Colombia – known for its gold and emeralds, coffee, art – and drug industry. Its capital city of Bogotá, 4th highest elevation in the world, is the 3rd largest city in South American with a population of 7.2 million. Today’s Bogotá, despite a history of criminal activity, has seen an increase in visitors – and has become a magnet for international foodies.


Street crime is high in Bogotá, though local perception of insecurity ranges from 50% in the city’s gang-influenced south to 23% in its northern region. Over the past 20 years, Colombia has increased its security – though its current peace plan, backed by US, is in question; the nation also has an estimated 1.3 million refugees from Venezuela, with security issues near their shared border.
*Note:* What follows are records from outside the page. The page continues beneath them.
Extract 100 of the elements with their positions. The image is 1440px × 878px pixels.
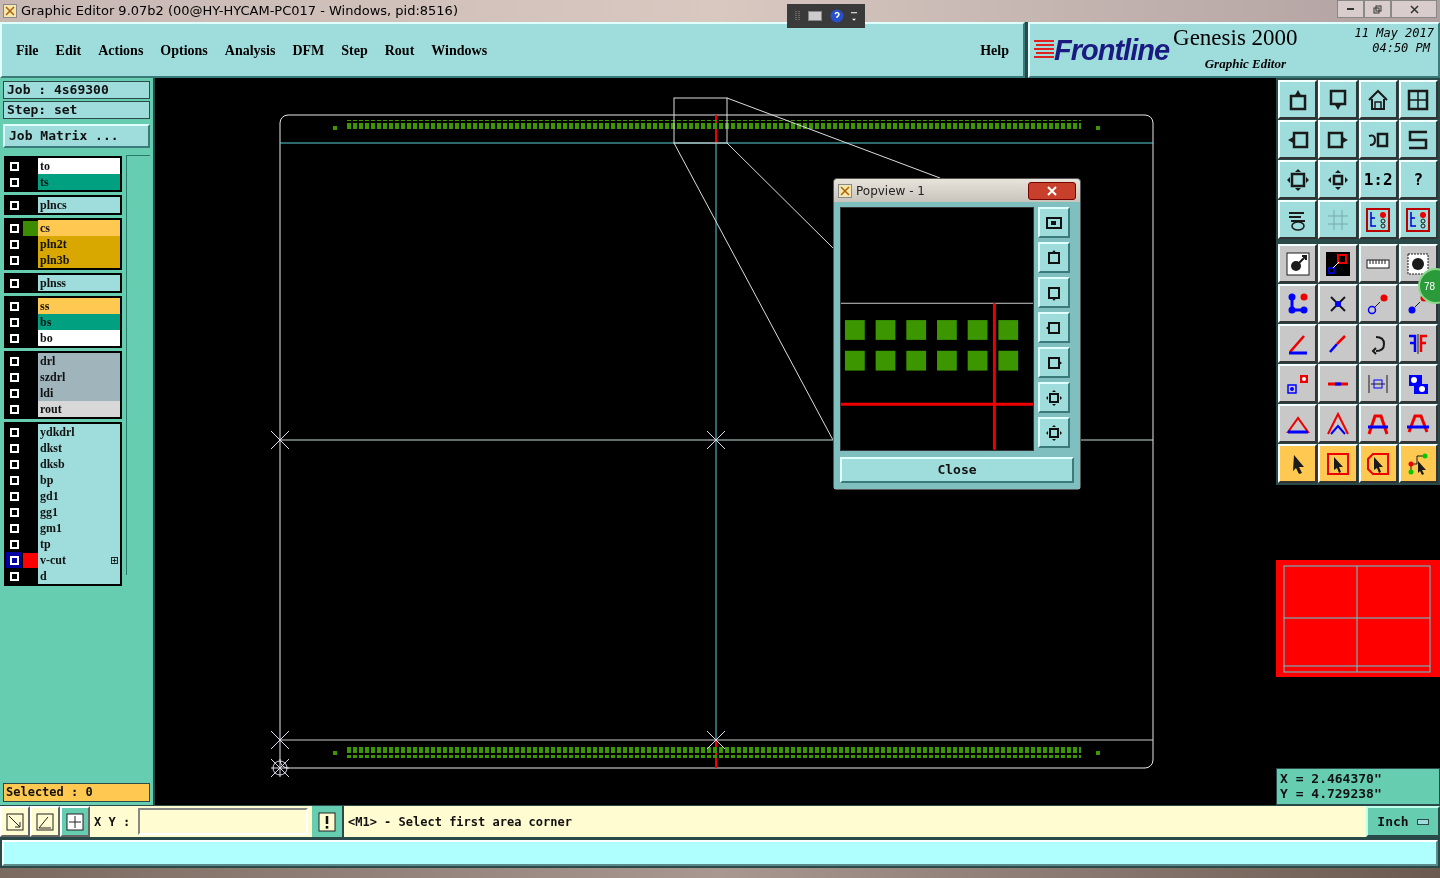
view-button[interactable] xyxy=(1038,312,1070,343)
tool-button[interactable] xyxy=(1358,324,1398,363)
snap-button[interactable] xyxy=(0,806,30,837)
layer-color-swatch[interactable] xyxy=(22,552,38,568)
layer-name[interactable]: bo xyxy=(38,330,120,346)
tool-button[interactable] xyxy=(1398,324,1438,363)
maximize-button[interactable] xyxy=(1364,0,1391,18)
pad xyxy=(1096,751,1100,755)
view-button[interactable] xyxy=(1038,207,1070,238)
tool-button[interactable] xyxy=(1358,364,1398,403)
view-button[interactable] xyxy=(1038,382,1070,413)
tool-button[interactable] xyxy=(1278,444,1318,483)
menu-item[interactable]: Help xyxy=(980,39,1009,61)
alert-button[interactable] xyxy=(312,806,342,837)
tool-button[interactable] xyxy=(1318,160,1358,199)
layer-name[interactable]: d xyxy=(38,568,120,584)
line-squares-icon xyxy=(1325,251,1350,276)
tool-button[interactable] xyxy=(1398,404,1438,443)
tool-button[interactable] xyxy=(1398,364,1438,403)
tool-button[interactable] xyxy=(1278,324,1318,363)
layer-name[interactable]: cs xyxy=(38,220,120,236)
menu-item[interactable]: Step xyxy=(341,39,368,61)
layer-name[interactable]: szdrl xyxy=(38,369,120,385)
menu-item[interactable]: Actions xyxy=(98,39,144,61)
pad xyxy=(333,126,337,130)
coordinate-input-field[interactable] xyxy=(138,808,308,835)
minimize-icon xyxy=(1346,8,1355,10)
tool-button[interactable] xyxy=(1318,200,1358,239)
tool-button[interactable] xyxy=(1318,120,1358,159)
tool-button[interactable] xyxy=(1358,244,1398,283)
tool-button[interactable] xyxy=(1398,80,1438,119)
tool-button[interactable]: 1:2 xyxy=(1358,160,1398,199)
tool-button[interactable] xyxy=(1278,80,1318,119)
units-dropdown[interactable]: Inch xyxy=(1366,806,1440,837)
layer-name[interactable]: bs xyxy=(38,314,120,330)
tool-button[interactable] xyxy=(1318,80,1358,119)
step-label: Step: set xyxy=(3,101,150,119)
view-button[interactable] xyxy=(1038,277,1070,308)
close-button[interactable]: Close xyxy=(840,457,1074,483)
menu-item[interactable]: File xyxy=(16,39,39,61)
tool-button[interactable] xyxy=(1398,444,1438,483)
menu-item[interactable]: Analysis xyxy=(224,39,276,61)
tool-button[interactable] xyxy=(1278,244,1318,283)
tool-button[interactable] xyxy=(1398,200,1438,239)
tool-button[interactable] xyxy=(1398,120,1438,159)
tool-button[interactable]: ? xyxy=(1398,160,1438,199)
scroll-bar[interactable] xyxy=(126,155,150,575)
job-matrix-button[interactable]: Job Matrix ... xyxy=(3,124,150,148)
layer-name[interactable]: ydkdrl xyxy=(38,424,120,440)
layer-name[interactable]: plncs xyxy=(38,197,120,213)
tool-button[interactable] xyxy=(1358,80,1398,119)
view-button[interactable] xyxy=(1038,347,1070,378)
layer-name[interactable]: pln2t xyxy=(38,236,120,252)
tool-button[interactable] xyxy=(1278,364,1318,403)
view-button[interactable] xyxy=(1038,242,1070,273)
layer-name[interactable]: gg1 xyxy=(38,504,120,520)
menu-item[interactable]: Options xyxy=(160,39,208,61)
layer-name[interactable]: ldi xyxy=(38,385,120,401)
layer-name[interactable]: drl xyxy=(38,353,120,369)
tool-button[interactable] xyxy=(1278,284,1318,323)
tool-button[interactable] xyxy=(1278,120,1318,159)
tool-button[interactable] xyxy=(1318,404,1358,443)
tool-button[interactable] xyxy=(1358,200,1398,239)
layer-name[interactable]: dkst xyxy=(38,440,120,456)
tool-button[interactable] xyxy=(1318,324,1358,363)
minimize-button[interactable] xyxy=(1337,0,1364,18)
close-button[interactable] xyxy=(1028,181,1076,200)
layer-name[interactable]: pln3b xyxy=(38,252,120,268)
view-button[interactable] xyxy=(1038,417,1070,448)
tool-button[interactable] xyxy=(1278,200,1318,239)
tool-button[interactable] xyxy=(1358,284,1398,323)
layer-affect-button[interactable] xyxy=(6,552,22,568)
tool-button[interactable] xyxy=(1318,284,1358,323)
layer-name[interactable]: tp xyxy=(38,536,120,552)
menu-item[interactable]: Windows xyxy=(431,39,488,61)
layer-name[interactable]: gm1 xyxy=(38,520,120,536)
layer-name[interactable]: bp xyxy=(38,472,120,488)
tool-button[interactable] xyxy=(1278,160,1318,199)
tool-button[interactable] xyxy=(1318,364,1358,403)
tool-button[interactable] xyxy=(1358,120,1398,159)
menu-item[interactable]: Edit xyxy=(55,39,82,61)
layer-name[interactable]: v-cut xyxy=(38,552,120,568)
layer-color-swatch[interactable] xyxy=(22,220,38,236)
y-coordinate: Y = 4.729238" xyxy=(1280,786,1383,801)
menu-item[interactable]: DFM xyxy=(292,39,325,61)
snap-button[interactable] xyxy=(60,806,90,837)
layer-name[interactable]: ss xyxy=(38,298,120,314)
tool-button[interactable] xyxy=(1358,444,1398,483)
tool-button[interactable] xyxy=(1278,404,1318,443)
menu-item[interactable]: Rout xyxy=(384,39,415,61)
layer-name[interactable]: gd1 xyxy=(38,488,120,504)
layer-name[interactable]: ts xyxy=(38,174,120,190)
tool-button[interactable] xyxy=(1318,244,1358,283)
tool-button[interactable] xyxy=(1358,404,1398,443)
tool-button[interactable] xyxy=(1318,444,1358,483)
layer-name[interactable]: rout xyxy=(38,401,120,417)
snap-button[interactable] xyxy=(30,806,60,837)
layer-name[interactable]: to xyxy=(38,158,120,174)
layer-name[interactable]: dksb xyxy=(38,456,120,472)
layer-name[interactable]: plnss xyxy=(38,275,120,291)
At Colombia’s deepest cultural roots are the ‘pueblos indigenas’. The pre-Columbian (pre-European) peoples, comprise 102 ethnic groups, 70 of which reside in the Amazonian region. Together, they number 1.4 million or 3.4% of the country’s population, with the Wayuu as the largest group. Their cultures are widely varied; they have suffered discrimination by the dominant culture throughout the centuries and are today represented by the Organización Nacional Indigena de Colombia [ONIC].
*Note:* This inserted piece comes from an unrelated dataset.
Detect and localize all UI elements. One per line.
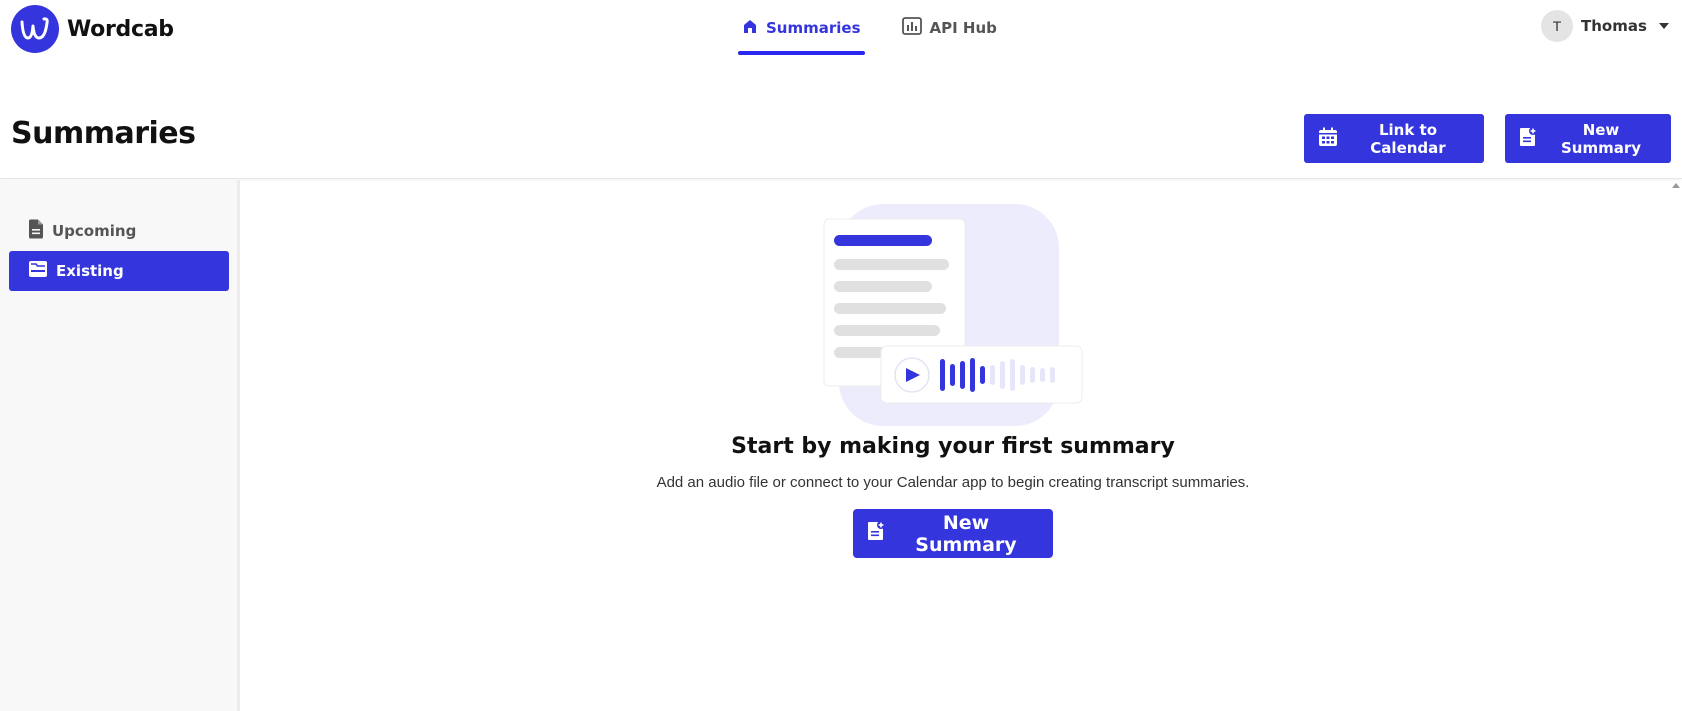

As with other South American countries, Colombia has a rich history with gold – both as a resource, strongly desired by the Spanish conquerors, and as a source for art as well as worship by early indigenous peoples. Gold artefacts provide much early cultural information, from the shamanistic religion to the warrior tradition and more.


The Muisca culture, which inspired the El Dorado myth of a land of gold, continues to this day as a cultural thread of Colombia. An especially advanced civilisation with an elaborate spiritual tradition, once with a territory of 25,000 km sq and a population upwards of 3 million, their descendants are present even today – though only an estimated 14k remain.


With the Spanish conquest of Colombia came Catholicism, and the country remains deeply Catholic to this day. Constitutional reform in 1991 granted religious freedom; while 70% are nominally Catholic, only 25% are practicing.


The Spanish occupation of Colombia remains the strongest cultural influence today: multi-active, family- and group-oriented, with a relaxed sense of time – and a legacy of a caste system. In addition, as with much of South America, following a tumultuous 20th century, liberation theology and liberation as well as leftist politics remain relevant. Indigenous cultural underpinnings are still seen in art, cuisine, and more.


Art and creative expression are highly valued in Colombian culture, stemming from indigenous peoples through the Spanish conquest and to modern times. Vast amounts of pre-Columbian visual art remain, along with an astonishing array of gold work as well as indigenous handcrafts. Today’s artists are also very well represented.